My heart warmed as I repeated those words to myself again and again. Without a word, I scooped her up and sat her on my thigh. We craned our necks and watched the fireworks together. The arguments and jealousy were worth it for moments like these. When we were peaceful together, Yvette brought me more joy than any real person in the whole world.
I’m not sure how, exactly, because I know I didn’t make her do it, but as the fireworks boomed and dispersed like dandelion seeds overhead, Yvette snuck her way up my body and planted a sweet kiss on my lips. When I closed my eyes, that tiny porcelain mouth felt almost human.
When I went to bed that night, I brought her with me.
Chapter 4
The sizzle of bacon roused me from sleep, but I didn’t open my eyes until Aunt Libby knocked at the door. “Rise and shine,” she said in her chipper sing-song voice.
I didn’t know how anyone could be so pleasant first thing in the morning. My response was less a word than a grunt.
Opening my door, which never closed properly anyway, my aunt sang, “Wake up, wake up, you sleepy-head.” When she didn’t finish, I looked up and found her staring blankly at my floor.

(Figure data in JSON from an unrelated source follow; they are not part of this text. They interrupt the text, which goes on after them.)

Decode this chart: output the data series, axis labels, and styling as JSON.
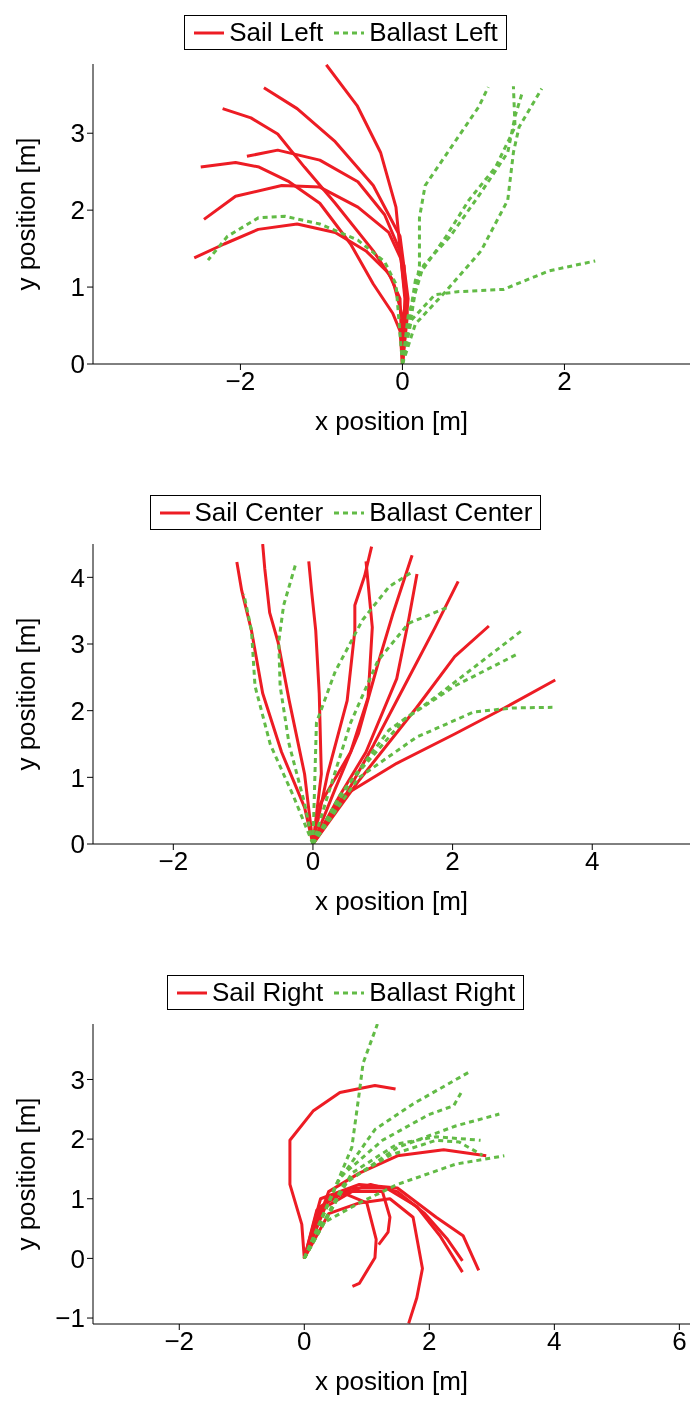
{
  "chart_data": [
    {
      "type": "line",
      "xlabel": "x position [m]",
      "ylabel": "y position [m]",
      "xlim": [
        -3.82,
        3.55
      ],
      "ylim": [
        0,
        3.9
      ],
      "xticks": [
        -2,
        0,
        2
      ],
      "yticks": [
        0,
        1,
        2,
        3
      ],
      "legend": "top",
      "series": [
        {
          "name": "Sail Left",
          "color": "#ed1c24",
          "line_style": "solid",
          "x": [
            0,
            0.03,
            -0.08,
            -0.27,
            -0.56,
            -0.94
          ],
          "values": [
            0,
            0.85,
            2.04,
            2.75,
            3.36,
            3.89
          ]
        },
        {
          "color": "#ed1c24",
          "line_style": "solid",
          "x": [
            0,
            0.07,
            -0.03,
            -0.36,
            -0.83,
            -1.3,
            -1.71
          ],
          "values": [
            0,
            0.85,
            1.66,
            2.32,
            2.89,
            3.32,
            3.59
          ]
        },
        {
          "color": "#ed1c24",
          "line_style": "solid",
          "x": [
            0,
            0,
            -0.12,
            -0.36,
            -0.83,
            -1.21,
            -1.54,
            -1.87,
            -2.22
          ],
          "values": [
            0,
            0.62,
            1.09,
            1.47,
            2.09,
            2.56,
            2.99,
            3.2,
            3.32
          ]
        },
        {
          "color": "#ed1c24",
          "line_style": "solid",
          "x": [
            0,
            0.04,
            -0.03,
            -0.22,
            -0.55,
            -1.02,
            -1.54,
            -1.92
          ],
          "values": [
            0,
            0.85,
            1.47,
            1.94,
            2.37,
            2.65,
            2.78,
            2.7
          ]
        },
        {
          "color": "#ed1c24",
          "line_style": "solid",
          "x": [
            0,
            -0.03,
            -0.12,
            -0.36,
            -0.64,
            -1.02,
            -1.4,
            -1.77,
            -2.06,
            -2.49
          ],
          "values": [
            0,
            0.43,
            0.66,
            1.04,
            1.56,
            2.09,
            2.37,
            2.56,
            2.62,
            2.56
          ]
        },
        {
          "color": "#ed1c24",
          "line_style": "solid",
          "x": [
            0,
            0.06,
            0.02,
            -0.17,
            -0.55,
            -1.02,
            -1.49,
            -2.06,
            -2.45
          ],
          "values": [
            0,
            0.62,
            1.28,
            1.71,
            2.04,
            2.3,
            2.32,
            2.18,
            1.88
          ]
        },
        {
          "color": "#ed1c24",
          "line_style": "solid",
          "x": [
            0,
            -0.03,
            -0.17,
            -0.45,
            -0.83,
            -1.3,
            -1.78,
            -2.2,
            -2.57
          ],
          "values": [
            0,
            0.85,
            1.18,
            1.47,
            1.71,
            1.82,
            1.75,
            1.56,
            1.38
          ]
        },
        {
          "name": "Ballast Left",
          "color": "#62bb46",
          "line_style": "dashed",
          "x": [
            0,
            -0.08,
            -0.22,
            -0.55,
            -1.02,
            -1.45,
            -1.78,
            -2.16,
            -2.4
          ],
          "values": [
            0,
            1.04,
            1.33,
            1.61,
            1.82,
            1.92,
            1.9,
            1.66,
            1.35
          ]
        },
        {
          "color": "#62bb46",
          "line_style": "dashed",
          "x": [
            0,
            0.11,
            0.21,
            0.21,
            0.28,
            0.59,
            0.94,
            1.06
          ],
          "values": [
            0,
            0.62,
            1.28,
            1.9,
            2.32,
            2.8,
            3.34,
            3.6
          ]
        },
        {
          "color": "#62bb46",
          "line_style": "dashed",
          "x": [
            0,
            0.16,
            0.54,
            0.82,
            1.15,
            1.39,
            1.37
          ],
          "values": [
            0,
            1.09,
            1.66,
            2.13,
            2.56,
            3.08,
            3.61
          ]
        },
        {
          "color": "#62bb46",
          "line_style": "dashed",
          "x": [
            0,
            0.07,
            0.26,
            0.59,
            0.97,
            1.3,
            1.39,
            1.48
          ],
          "values": [
            0,
            0.62,
            1.28,
            1.66,
            2.23,
            2.75,
            3.22,
            3.53
          ]
        },
        {
          "color": "#62bb46",
          "line_style": "dashed",
          "x": [
            0,
            0.16,
            0.54,
            0.97,
            1.3,
            1.37,
            1.44,
            1.72
          ],
          "values": [
            0,
            0.52,
            0.95,
            1.47,
            2.13,
            2.75,
            3.08,
            3.58
          ]
        },
        {
          "color": "#62bb46",
          "line_style": "dashed",
          "x": [
            0,
            0.11,
            0.4,
            0.68,
            1.25,
            1.48,
            1.81,
            2.38
          ],
          "values": [
            0,
            0.57,
            0.9,
            0.94,
            0.97,
            1.07,
            1.21,
            1.34
          ]
        }
      ]
    },
    {
      "type": "line",
      "xlabel": "x position [m]",
      "ylabel": "y position [m]",
      "xlim": [
        -3.15,
        5.4
      ],
      "ylim": [
        0,
        4.5
      ],
      "xticks": [
        -2,
        0,
        2,
        4
      ],
      "yticks": [
        0,
        1,
        2,
        3,
        4
      ],
      "legend": "top",
      "series": [
        {
          "name": "Sail Center",
          "color": "#ed1c24",
          "line_style": "solid",
          "x": [
            0,
            -0.12,
            -0.45,
            -0.72,
            -0.88,
            -1.02,
            -1.09
          ],
          "values": [
            0,
            0.55,
            1.38,
            2.26,
            3.2,
            3.8,
            4.23
          ]
        },
        {
          "color": "#ed1c24",
          "line_style": "solid",
          "x": [
            0,
            -0.12,
            -0.34,
            -0.5,
            -0.62,
            -0.69,
            -0.72
          ],
          "values": [
            0,
            1.05,
            2.15,
            3.03,
            3.47,
            4.13,
            4.5
          ]
        },
        {
          "color": "#ed1c24",
          "line_style": "solid",
          "x": [
            0,
            0.12,
            0.09,
            0.04,
            -0.02,
            -0.06
          ],
          "values": [
            0,
            1.05,
            2.26,
            3.2,
            3.8,
            4.24
          ]
        },
        {
          "color": "#ed1c24",
          "line_style": "solid",
          "x": [
            0,
            0.21,
            0.49,
            0.6,
            0.6,
            0.74,
            0.84
          ],
          "values": [
            0,
            1.05,
            2.15,
            3.2,
            3.58,
            4.02,
            4.46
          ]
        },
        {
          "color": "#ed1c24",
          "line_style": "solid",
          "x": [
            0,
            0.11,
            0.54,
            0.79,
            0.85,
            0.76
          ],
          "values": [
            0,
            0.61,
            1.38,
            2.2,
            3.25,
            4.24
          ]
        },
        {
          "color": "#ed1c24",
          "line_style": "solid",
          "x": [
            0,
            0.32,
            0.65,
            0.93,
            1.15,
            1.42
          ],
          "values": [
            0,
            0.83,
            1.65,
            2.7,
            3.47,
            4.33
          ]
        },
        {
          "color": "#ed1c24",
          "line_style": "solid",
          "x": [
            0,
            0.38,
            0.76,
            1.2,
            1.37,
            1.49
          ],
          "values": [
            0,
            0.72,
            1.38,
            2.48,
            3.36,
            4.05
          ]
        },
        {
          "color": "#ed1c24",
          "line_style": "solid",
          "x": [
            0,
            0.43,
            0.87,
            1.31,
            1.75,
            2.08
          ],
          "values": [
            0,
            0.66,
            1.49,
            2.37,
            3.25,
            3.94
          ]
        },
        {
          "color": "#ed1c24",
          "line_style": "solid",
          "x": [
            0,
            0.65,
            1.48,
            2.03,
            2.52
          ],
          "values": [
            0,
            0.94,
            2.04,
            2.81,
            3.27
          ]
        },
        {
          "color": "#ed1c24",
          "line_style": "solid",
          "x": [
            0,
            0.43,
            1.2,
            2.03,
            2.74,
            3.47
          ],
          "values": [
            0,
            0.72,
            1.21,
            1.65,
            2.04,
            2.46
          ]
        },
        {
          "name": "Ballast Center",
          "color": "#62bb46",
          "line_style": "dashed",
          "x": [
            0,
            -0.28,
            -0.61,
            -0.83,
            -0.88,
            -0.99
          ],
          "values": [
            0,
            0.72,
            1.49,
            2.37,
            3.2,
            3.75
          ]
        },
        {
          "color": "#62bb46",
          "line_style": "dashed",
          "x": [
            0,
            -0.12,
            -0.34,
            -0.47,
            -0.49,
            -0.42,
            -0.25
          ],
          "values": [
            0,
            0.61,
            1.49,
            2.37,
            3.03,
            3.58,
            4.19
          ]
        },
        {
          "color": "#62bb46",
          "line_style": "dashed",
          "x": [
            0,
            0.05,
            0.32,
            0.71,
            1.09,
            1.42
          ],
          "values": [
            0,
            1.82,
            2.59,
            3.36,
            3.86,
            4.08
          ]
        },
        {
          "color": "#62bb46",
          "line_style": "dashed",
          "x": [
            0,
            0.21,
            0.54,
            0.93,
            1.37,
            1.95
          ],
          "values": [
            0,
            0.72,
            1.82,
            2.75,
            3.31,
            3.56
          ]
        },
        {
          "color": "#62bb46",
          "line_style": "dashed",
          "x": [
            0,
            0.38,
            1.09,
            1.75,
            2.58,
            2.99
          ],
          "values": [
            0,
            0.72,
            1.71,
            2.2,
            2.87,
            3.2
          ]
        },
        {
          "color": "#62bb46",
          "line_style": "dashed",
          "x": [
            0,
            0.54,
            1.31,
            2.03,
            2.93
          ],
          "values": [
            0,
            0.94,
            1.87,
            2.37,
            2.85
          ]
        },
        {
          "color": "#62bb46",
          "line_style": "dashed",
          "x": [
            0,
            0.65,
            1.48,
            2.3,
            2.85,
            3.43
          ],
          "values": [
            0,
            0.99,
            1.6,
            1.98,
            2.04,
            2.05
          ]
        }
      ]
    },
    {
      "type": "line",
      "xlabel": "x position [m]",
      "ylabel": "y position [m]",
      "xlim": [
        -3.38,
        6.17
      ],
      "ylim": [
        -1.1,
        3.93
      ],
      "xticks": [
        -2,
        0,
        2,
        4,
        6
      ],
      "yticks": [
        -1,
        0,
        1,
        2,
        3
      ],
      "legend": "top",
      "series": [
        {
          "name": "Sail Right",
          "color": "#ed1c24",
          "line_style": "solid",
          "x": [
            0,
            -0.04,
            -0.23,
            -0.23,
            0.14,
            0.57,
            1.13,
            1.46
          ],
          "values": [
            0,
            0.57,
            1.24,
            1.98,
            2.47,
            2.78,
            2.9,
            2.84
          ]
        },
        {
          "color": "#ed1c24",
          "line_style": "solid",
          "x": [
            0,
            0.2,
            0.57,
            1.0,
            1.15,
            1.13,
            0.88,
            0.77
          ],
          "values": [
            0,
            0.81,
            1.12,
            0.93,
            0.32,
            0.01,
            -0.42,
            -0.47
          ]
        },
        {
          "color": "#ed1c24",
          "line_style": "solid",
          "x": [
            0,
            0.26,
            0.76,
            1.25,
            1.37,
            1.34,
            1.19
          ],
          "values": [
            0,
            0.81,
            1.12,
            1.12,
            0.69,
            0.44,
            0.23
          ]
        },
        {
          "color": "#ed1c24",
          "line_style": "solid",
          "x": [
            0,
            0.39,
            0.88,
            1.37,
            1.74,
            1.89,
            1.8,
            1.67
          ],
          "values": [
            0,
            0.75,
            0.93,
            1.0,
            0.69,
            -0.17,
            -0.66,
            -1.09
          ]
        },
        {
          "color": "#ed1c24",
          "line_style": "solid",
          "x": [
            0,
            0.26,
            0.76,
            1.31,
            1.8,
            2.17,
            2.53
          ],
          "values": [
            0,
            0.87,
            1.18,
            1.18,
            0.87,
            0.38,
            -0.23
          ]
        },
        {
          "color": "#ed1c24",
          "line_style": "solid",
          "x": [
            0,
            0.39,
            1.06,
            1.49,
            1.93,
            2.29,
            2.53
          ],
          "values": [
            0,
            1.0,
            1.24,
            1.12,
            0.75,
            0.32,
            -0.04
          ]
        },
        {
          "color": "#ed1c24",
          "line_style": "solid",
          "x": [
            0,
            0.26,
            0.88,
            1.49,
            2.11,
            2.54,
            2.79
          ],
          "values": [
            0,
            1.0,
            1.24,
            1.18,
            0.69,
            0.38,
            -0.2
          ]
        },
        {
          "color": "#ed1c24",
          "line_style": "solid",
          "x": [
            0,
            0.39,
            0.88,
            1.49,
            2.23,
            2.91
          ],
          "values": [
            0,
            1.12,
            1.43,
            1.72,
            1.82,
            1.72
          ]
        },
        {
          "name": "Ballast Right",
          "color": "#62bb46",
          "line_style": "dashed",
          "x": [
            0,
            0.39,
            0.76,
            0.88,
            0.94,
            1.17
          ],
          "values": [
            0,
            0.93,
            1.86,
            2.78,
            3.27,
            3.93
          ]
        },
        {
          "color": "#62bb46",
          "line_style": "dashed",
          "x": [
            0,
            0.51,
            1.13,
            1.74,
            2.63
          ],
          "values": [
            0,
            1.24,
            2.16,
            2.59,
            3.12
          ]
        },
        {
          "color": "#62bb46",
          "line_style": "dashed",
          "x": [
            0,
            0.57,
            1.25,
            1.99,
            2.39,
            2.51
          ],
          "values": [
            0,
            1.36,
            1.98,
            2.41,
            2.56,
            2.78
          ]
        },
        {
          "color": "#62bb46",
          "line_style": "dashed",
          "x": [
            0,
            0.63,
            1.49,
            2.42,
            3.12
          ],
          "values": [
            0,
            1.24,
            1.86,
            2.22,
            2.42
          ]
        },
        {
          "color": "#62bb46",
          "line_style": "dashed",
          "x": [
            0,
            0.76,
            1.49,
            2.11,
            2.82
          ],
          "values": [
            0,
            1.43,
            1.92,
            2.04,
            1.98
          ]
        },
        {
          "color": "#62bb46",
          "line_style": "dashed",
          "x": [
            0,
            0.69,
            1.37,
            2.11,
            2.48,
            2.85
          ],
          "values": [
            0,
            1.3,
            1.73,
            1.98,
            1.95,
            1.73
          ]
        },
        {
          "color": "#62bb46",
          "line_style": "dashed",
          "x": [
            0,
            0.26,
            0.88,
            1.49,
            2.42,
            3.2
          ],
          "values": [
            0,
            0.57,
            0.93,
            1.24,
            1.58,
            1.72
          ]
        }
      ]
    }
  ]
}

Yvette’s tiny floral dress and apron were strewn across the ratty rug, and the sight confounded me. I hadn’t undressed my doll. I hadn’t, but how could her dress have come off in the night without my help, or someone else’s? Those were definitely Yvette’s clothes. I could feel her porcelain skin under my covers.
Aunt Libby’s brow furrowed. She wouldn’t look me in the eye, but I wished she would. I needed to communicate that I didn’t know how Yvette had become undressed. It wasn’t me. I was every bit as confused as she was.
Backing out of my room, Aunt Libby said quietly, “Breakfast’s on the table whenever you’re ready.”